I just received my order for Honest Kitchen Preference as an additive to Zappa's raw. He has been doing amazing on the raw BTW. My question is, what is the best way to do the Honest Kitchen and what consistency should it be?
For Zappa's activity level and weight, he is supposed to get 1 1/3:1 1/3 ratio meat to Honest Kitchen. It also says I need to add 1-1.5 cups of water for every 1 cup of Honest Kitchen. I don't want soup consistency.


----------



## ChancetheGSD (Dec 19, 2007)

http://leerburg.com/honestkitchen.htm

There is a video there that shows what it's like after it's mixed with a cup and a half of water. You could always start with one cup and add more once it's soaked up.


----------



## Samba (Apr 23, 2001)

As you let it sit with the water in it, it gets pretty stiff. 

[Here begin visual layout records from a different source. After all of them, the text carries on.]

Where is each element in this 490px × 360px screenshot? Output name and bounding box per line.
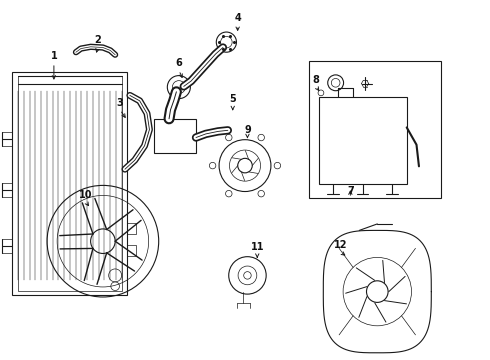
Text: 12: 12 xyxy=(334,240,347,250)
Bar xyxy=(309,61,441,198)
Text: 1: 1 xyxy=(50,51,57,61)
Bar xyxy=(18,76,122,291)
Text: 9: 9 xyxy=(244,125,251,135)
Bar xyxy=(154,119,196,153)
Bar xyxy=(127,245,136,256)
Text: 8: 8 xyxy=(313,75,319,85)
Text: 10: 10 xyxy=(79,190,93,200)
Bar xyxy=(127,223,136,234)
Text: 2: 2 xyxy=(95,35,101,45)
Text: 5: 5 xyxy=(229,94,236,104)
Bar xyxy=(12,72,127,295)
Text: 6: 6 xyxy=(175,58,182,68)
Text: 3: 3 xyxy=(117,98,123,108)
Text: 4: 4 xyxy=(234,13,241,23)
Bar xyxy=(318,97,407,184)
Text: 7: 7 xyxy=(347,186,354,196)
Text: 11: 11 xyxy=(250,242,264,252)
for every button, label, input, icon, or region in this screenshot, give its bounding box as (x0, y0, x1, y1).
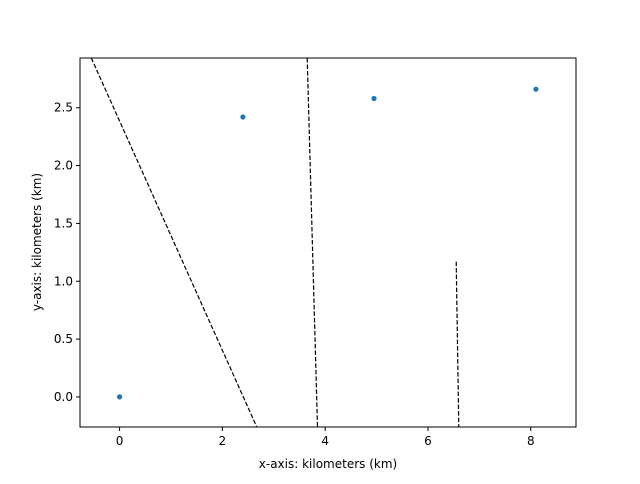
x-axis-ticks: 0 2 4 6 8 (116, 427, 535, 448)
x-tick-label: 2 (219, 434, 227, 448)
y-tick-label: 0.5 (54, 332, 73, 346)
dashed-line-2 (306, 57, 319, 428)
dashed-lines (90, 57, 460, 428)
y-tick-label: 2.0 (54, 159, 73, 173)
scatter-points (117, 86, 539, 400)
data-point-1 (117, 394, 123, 400)
y-tick-label: 2.5 (54, 101, 73, 115)
data-point-2 (240, 114, 246, 120)
plot-frame (79, 57, 577, 428)
data-point-4 (533, 86, 539, 92)
y-axis-label: y-axis: kilometers (km) (30, 173, 44, 311)
y-axis-ticks: 0.0 0.5 1.0 1.5 2.0 2.5 (54, 101, 80, 404)
x-tick-label: 6 (424, 434, 432, 448)
x-tick-label: 0 (116, 434, 124, 448)
dashed-line-3 (455, 261, 460, 428)
data-point-3 (371, 95, 377, 102)
x-tick-label: 4 (321, 434, 329, 448)
y-tick-label: 1.0 (54, 274, 73, 288)
y-tick-label: 1.5 (54, 216, 73, 230)
dashed-line-1 (90, 57, 258, 428)
x-tick-label: 8 (527, 434, 535, 448)
x-axis-label: x-axis: kilometers (km) (259, 457, 397, 471)
y-tick-label: 0.0 (54, 390, 73, 404)
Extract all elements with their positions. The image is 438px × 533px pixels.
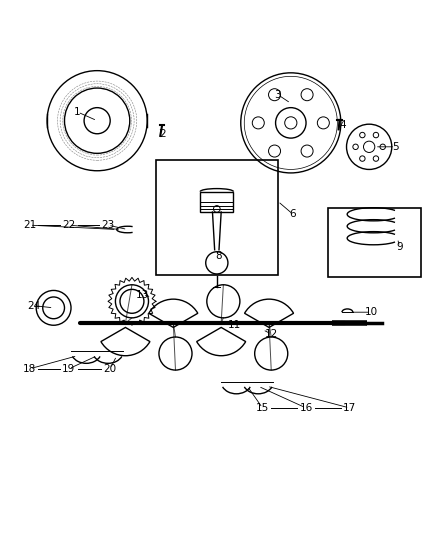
Text: 16: 16 [300, 403, 313, 413]
Bar [328, 208, 421, 277]
Text: 2: 2 [159, 129, 166, 139]
Text: 19: 19 [62, 364, 75, 374]
Text: 24: 24 [28, 301, 41, 311]
Text: 6: 6 [290, 209, 296, 219]
Text: 10: 10 [365, 307, 378, 317]
Text: 22: 22 [62, 220, 75, 230]
Text: 9: 9 [396, 242, 403, 252]
Text: 1: 1 [74, 107, 81, 117]
Text: 17: 17 [343, 403, 356, 413]
Text: 12: 12 [265, 329, 278, 339]
Text: 13: 13 [136, 290, 149, 300]
Text: 4: 4 [340, 120, 346, 130]
Bar [200, 192, 233, 212]
Bar [156, 160, 278, 275]
Text: 8: 8 [215, 251, 223, 261]
Text: 23: 23 [101, 220, 115, 230]
Text: 3: 3 [275, 90, 281, 100]
Text: 18: 18 [23, 364, 36, 374]
Text: 11: 11 [228, 320, 241, 330]
Text: 21: 21 [23, 220, 36, 230]
Text: 15: 15 [256, 403, 269, 413]
Text: 20: 20 [104, 364, 117, 374]
Text: 5: 5 [392, 142, 399, 152]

I used to feed a lot of soup consistency food though when I blended my own veggies, eggs, etc. Mine don't care how its served.


----------



## ahlamarana (Sep 22, 2008)

I like to feed THK soupy too, I just pour it over the rest of the food like gravy, YUMMM!


----------



## jaggirl47 (Jul 18, 2009)

Zappa's not big on soupy, but you guys were right. It does get pretty stiff and I had to do the entire 1.5 cups. It smelled kinda gross, but Zappa gobbled it down. I just need to see how his GI handles it tonight.


----------



## Samba (Apr 23, 2001)

Yes, mine had a lovely bout of diarrhea after the first meal...new food thing. After that, they all have tolerated it very well and love it.


----------



## balakai (Feb 9, 2005)

I weigh mine--4 ounces of dry HK and 12 ounces of hot, not boiling, water for every pound of raw meat that I have on hand to mix with it. I rehydrate the HK, letting it stand for 15 minutes, then mix in the raw meat. I then weigh it out into 1 meal portions for my 3 dogs (18 ounces or so) and freeze.

~Kristin


----------